Again, I'm not being negative. I'm saying that the phrasing and usage is deceptive (the whole Lies, Damn Lies and Statistics thing).
And I acknowledge that solar has achieved new milestones in adoption. For that, I'm glad.
What I'm saying is that trying to compare it to another power generation sector that's producing 40-50x the power is misleading.
For Solar to be a truly major contender, they need at least an order of magnitude in growth. And I'm somewhat pessimistic that the US can actually achieve that level of growth. Even over a longer term.
As for "total renewable energy". I'm just going to laugh derisively and leave it at that. Quite simply, with our ever-growing energy demands, renewable energy quite simply CANNOT support the entire energy industry. You could carpet the US in PV cells and toss up solar thermal and wind farms willy nilly, and it still wouldn't cover it.

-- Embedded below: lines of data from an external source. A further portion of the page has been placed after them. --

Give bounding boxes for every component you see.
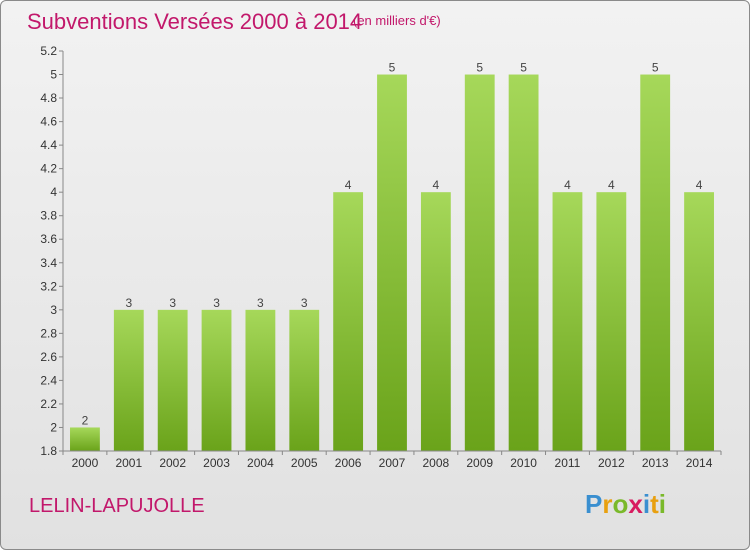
bar-value-label: 2 bbox=[82, 413, 89, 427]
x-tick-label: 2004 bbox=[247, 456, 274, 470]
x-tick-label: 2010 bbox=[510, 456, 537, 470]
y-tick-label: 4 bbox=[50, 185, 57, 199]
y-tick-label: 3.4 bbox=[40, 256, 57, 270]
bar bbox=[420, 192, 451, 452]
chart-title: Subventions Versées 2000 à 2014 bbox=[27, 9, 363, 34]
y-tick-label: 3.8 bbox=[40, 209, 57, 223]
bar-value-label: 5 bbox=[520, 61, 527, 75]
y-tick-label: 2.8 bbox=[40, 326, 57, 340]
y-tick-label: 3.6 bbox=[40, 232, 57, 246]
y-tick-label: 2.2 bbox=[40, 397, 57, 411]
y-tick-label: 4.4 bbox=[40, 138, 57, 152]
bar-value-label: 5 bbox=[389, 61, 396, 75]
bar-value-label: 3 bbox=[257, 296, 264, 310]
bar bbox=[157, 309, 188, 451]
bar bbox=[684, 192, 714, 452]
bar-value-label: 4 bbox=[608, 178, 615, 192]
bar-value-label: 4 bbox=[696, 178, 703, 192]
bar-value-label: 4 bbox=[345, 178, 352, 192]
y-tick-label: 4.2 bbox=[40, 162, 57, 176]
bar-value-label: 3 bbox=[125, 296, 132, 310]
x-tick-label: 2003 bbox=[203, 456, 230, 470]
x-tick-label: 2006 bbox=[335, 456, 362, 470]
bar bbox=[70, 427, 100, 451]
x-tick-label: 2001 bbox=[115, 456, 142, 470]
y-tick-label: 2.6 bbox=[40, 350, 57, 364]
bar bbox=[289, 309, 320, 451]
bar bbox=[333, 192, 364, 452]
y-tick-label: 4.8 bbox=[40, 91, 57, 105]
bar bbox=[596, 192, 627, 452]
proxiti-logo: Proxiti bbox=[585, 489, 666, 519]
y-tick-label: 4.6 bbox=[40, 115, 57, 129]
x-tick-label: 2002 bbox=[159, 456, 186, 470]
bar bbox=[508, 74, 539, 451]
x-tick-label: 2008 bbox=[423, 456, 450, 470]
bar bbox=[245, 309, 276, 451]
bar bbox=[552, 192, 583, 452]
x-tick-label: 2011 bbox=[555, 456, 581, 470]
chart-subtitle: (en milliers d'€) bbox=[353, 13, 441, 28]
location-name: LELIN-LAPUJOLLE bbox=[29, 495, 205, 517]
x-tick-label: 2007 bbox=[379, 456, 406, 470]
bar-value-label: 4 bbox=[433, 178, 440, 192]
bar-value-label: 3 bbox=[169, 296, 176, 310]
y-tick-label: 3 bbox=[50, 303, 57, 317]
y-tick-label: 3.2 bbox=[40, 279, 57, 293]
x-tick-label: 2012 bbox=[598, 456, 625, 470]
y-tick-label: 5 bbox=[50, 68, 57, 82]
bar-value-label: 4 bbox=[564, 178, 571, 192]
bar-value-label: 3 bbox=[301, 296, 308, 310]
y-tick-label: 5.2 bbox=[40, 44, 57, 58]
x-tick-label: 2014 bbox=[686, 456, 713, 470]
bar bbox=[464, 74, 495, 451]
bar-value-label: 3 bbox=[213, 296, 220, 310]
bar bbox=[640, 74, 671, 451]
x-tick-label: 2013 bbox=[642, 456, 669, 470]
bar bbox=[201, 309, 232, 451]
x-tick-label: 2005 bbox=[291, 456, 318, 470]
x-tick-label: 2009 bbox=[466, 456, 493, 470]
y-tick-label: 2.4 bbox=[40, 373, 57, 387]
bar bbox=[377, 74, 407, 451]
bar bbox=[113, 309, 144, 451]
y-tick-label: 2 bbox=[50, 420, 57, 434]
bar-value-label: 5 bbox=[476, 61, 483, 75]
y-tick-label: 1.8 bbox=[40, 444, 57, 458]
x-tick-label: 2000 bbox=[72, 456, 99, 470]
bar-value-label: 5 bbox=[652, 61, 659, 75]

Geothermal and Hydro *might* cover baseload "right now". But remember that we're pretty much at peak hydro in the US right now, for environmental reasons. And geothermal isn't something you can just drop everywhere. So they can't grow to keep up with demand.
Realistically, some sort of solution that includes nuclear is our best option.
Sure, nuclear is dirty in its own way. But it's a way that can be managed and minimized. And you're not blowing the byproducts up a stack and into the environment.